A l’heure actuelle, “si les règles européennes peuvent bloquer la fusion de Siemens et Alstom, elles laissent des vides juridiques” , que peuvent exploiter les acteurs étrangers “pour financer leurs champions et les placer en position de force dans le marché européen” , rappelle Le Figaro. Et “l’Union ne peut à ce jour rien” contre ces derniers, complète Le Monde : tandis que “les sociétés européennes sont interdites d’aides d’Etat” , leurs concurrentes profitent d’un “avantage compétitif déloyal” qui leur permet, par exemple, de remporter des marchés publics européens grâce à des investissements massifs.
Autonomie stratégique
C’est donc pour mettre fin à cette concurrence inégale que la Commission européenne entend intervenir. “Selon les cas, les entreprises épinglées pourraient se voir mises à l’amende, obligées de se séparer d’une partie de leur activité sur le continent, ou encore interdites d’acquisition, voire exclues des appels d’offres pour des marchés publics” , énumère Le Monde.

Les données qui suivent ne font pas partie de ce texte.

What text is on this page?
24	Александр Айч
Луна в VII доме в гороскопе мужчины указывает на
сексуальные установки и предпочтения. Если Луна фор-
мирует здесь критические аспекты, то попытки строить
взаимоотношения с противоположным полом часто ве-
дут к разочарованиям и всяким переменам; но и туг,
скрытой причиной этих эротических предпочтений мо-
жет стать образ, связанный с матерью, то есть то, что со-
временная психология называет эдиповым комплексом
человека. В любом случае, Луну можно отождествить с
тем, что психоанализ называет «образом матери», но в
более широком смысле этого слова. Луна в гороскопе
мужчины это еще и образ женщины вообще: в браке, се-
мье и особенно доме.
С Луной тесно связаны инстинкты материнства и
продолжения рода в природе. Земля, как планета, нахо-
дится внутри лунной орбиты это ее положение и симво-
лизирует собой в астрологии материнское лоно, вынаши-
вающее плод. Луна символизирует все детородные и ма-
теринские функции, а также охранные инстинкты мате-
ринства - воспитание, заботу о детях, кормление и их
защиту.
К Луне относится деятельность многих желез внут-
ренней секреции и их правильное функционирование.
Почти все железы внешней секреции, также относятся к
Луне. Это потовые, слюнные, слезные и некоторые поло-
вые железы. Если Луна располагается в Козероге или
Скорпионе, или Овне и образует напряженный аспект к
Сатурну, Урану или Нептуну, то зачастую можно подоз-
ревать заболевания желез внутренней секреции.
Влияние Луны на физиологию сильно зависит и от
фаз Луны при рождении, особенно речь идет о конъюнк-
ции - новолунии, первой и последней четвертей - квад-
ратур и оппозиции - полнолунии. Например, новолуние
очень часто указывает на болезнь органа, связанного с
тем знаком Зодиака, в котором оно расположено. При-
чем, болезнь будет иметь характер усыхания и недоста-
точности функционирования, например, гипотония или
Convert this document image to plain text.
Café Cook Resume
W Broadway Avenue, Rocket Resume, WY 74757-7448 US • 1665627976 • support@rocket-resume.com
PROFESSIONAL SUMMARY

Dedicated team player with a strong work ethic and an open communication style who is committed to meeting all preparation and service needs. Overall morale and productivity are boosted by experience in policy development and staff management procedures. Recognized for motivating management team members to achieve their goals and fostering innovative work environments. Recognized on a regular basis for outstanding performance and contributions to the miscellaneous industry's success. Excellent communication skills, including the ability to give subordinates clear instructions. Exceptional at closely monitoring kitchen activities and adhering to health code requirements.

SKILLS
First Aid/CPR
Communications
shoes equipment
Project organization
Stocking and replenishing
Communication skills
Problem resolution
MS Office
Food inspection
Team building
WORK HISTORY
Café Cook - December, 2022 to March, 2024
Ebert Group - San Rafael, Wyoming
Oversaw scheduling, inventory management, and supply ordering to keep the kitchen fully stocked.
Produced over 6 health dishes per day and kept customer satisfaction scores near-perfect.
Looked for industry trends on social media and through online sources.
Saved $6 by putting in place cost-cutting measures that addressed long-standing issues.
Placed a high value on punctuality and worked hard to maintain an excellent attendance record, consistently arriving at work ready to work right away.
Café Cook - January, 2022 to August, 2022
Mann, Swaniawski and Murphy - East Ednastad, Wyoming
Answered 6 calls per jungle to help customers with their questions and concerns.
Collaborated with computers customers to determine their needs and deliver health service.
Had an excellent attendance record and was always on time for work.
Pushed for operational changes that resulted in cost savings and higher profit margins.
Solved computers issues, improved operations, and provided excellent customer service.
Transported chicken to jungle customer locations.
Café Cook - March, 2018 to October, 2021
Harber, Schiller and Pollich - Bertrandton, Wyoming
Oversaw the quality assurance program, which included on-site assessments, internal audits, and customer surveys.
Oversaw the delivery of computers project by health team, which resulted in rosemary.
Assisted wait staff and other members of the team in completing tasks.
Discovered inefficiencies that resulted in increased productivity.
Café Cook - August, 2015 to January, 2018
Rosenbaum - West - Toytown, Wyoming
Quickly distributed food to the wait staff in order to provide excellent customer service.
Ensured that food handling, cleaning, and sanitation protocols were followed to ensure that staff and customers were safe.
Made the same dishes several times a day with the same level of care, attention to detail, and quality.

Pour Les Echos, cette démarche ferait suite “aux fortes pressions exercées l’an passé par Paris et Berlin après le rejet de la fusion Alstom-Siemens” . Le couple franco-allemand voyait dans cette décision “le symbole de la naïveté de l’Europe” , qui empêchait le continent “de se doter de champions suffisamment armés pour la compétition mondiale” , analyse le quotidien économique. Un terme repris hier par le commissaire Thierry Breton, pour qui “il faut arrêter d’être naïfs !” [Le Monde].
Ce changement d’attitude s’apparente-t-il à un virage protectionniste ? ” Pas exactement” , estime Laurent Joffrin pour Libération. “On rejoint en fait la notion du ‘juste échange’ mise en avant depuis longtemps par plusieurs forces politiques, notamment au sein de la gauche européenne” , écrit-il dans les colonnes de son journal. “On passe surtout, par glissements successifs, de l’Europe-marché promue pendant des décennies par le courant libéral, à l’Europe-puissance’ ” . Un changement de paradigme qui survient alors que “la crise économique déclenchée par le confinement général braque le projecteur sur la vulnérabilité des industries de l’Union” [Libération]. Pendant longtemps, les pays du nord de l’Europe ont été “hostiles” à de telles évolutions afin de ne pas froisser leurs partenaires commerciaux. Mais “la pandémie a fait tomber [leurs] réticences : même les très libéraux Pays-Bas réclament aujourd’hui des outils pour défendre l’industrie européenne” , observe Le Monde.
La Chine dans le viseur
La Commission affirme ne pas viser de pays en particulier (en l’occurrence la Chine), mais chercher à envoyer “un message clair au reste du monde : vous êtes les bienvenus mais voici nos règles” , défend le commissaire au Marché intérieur [Ouest-France]. Cette annonce intervient néanmoins “quelques jours avant le sommet entre les dirigeants des institutions européennes et le Premier ministre chinois” sur la question des investissements [Financial Times] et s’inscrit dans la lignée d’une communication de l’exécutif européen de mars 2019, dans laquelle la Chine était qualifiée de “rivale systémique” , rappelle Le Point.
En défendant une exigence de “réciprocité” dans les investissements et même si “elle s’en défend” [Le Monde], le projet de la Commission “est en partie une réponse à des années de frustration face au refus apparent de la Chine d’honorer ses vœux d’ouverture de ses marchés aux entreprises européennes” , conclut le Financial Times.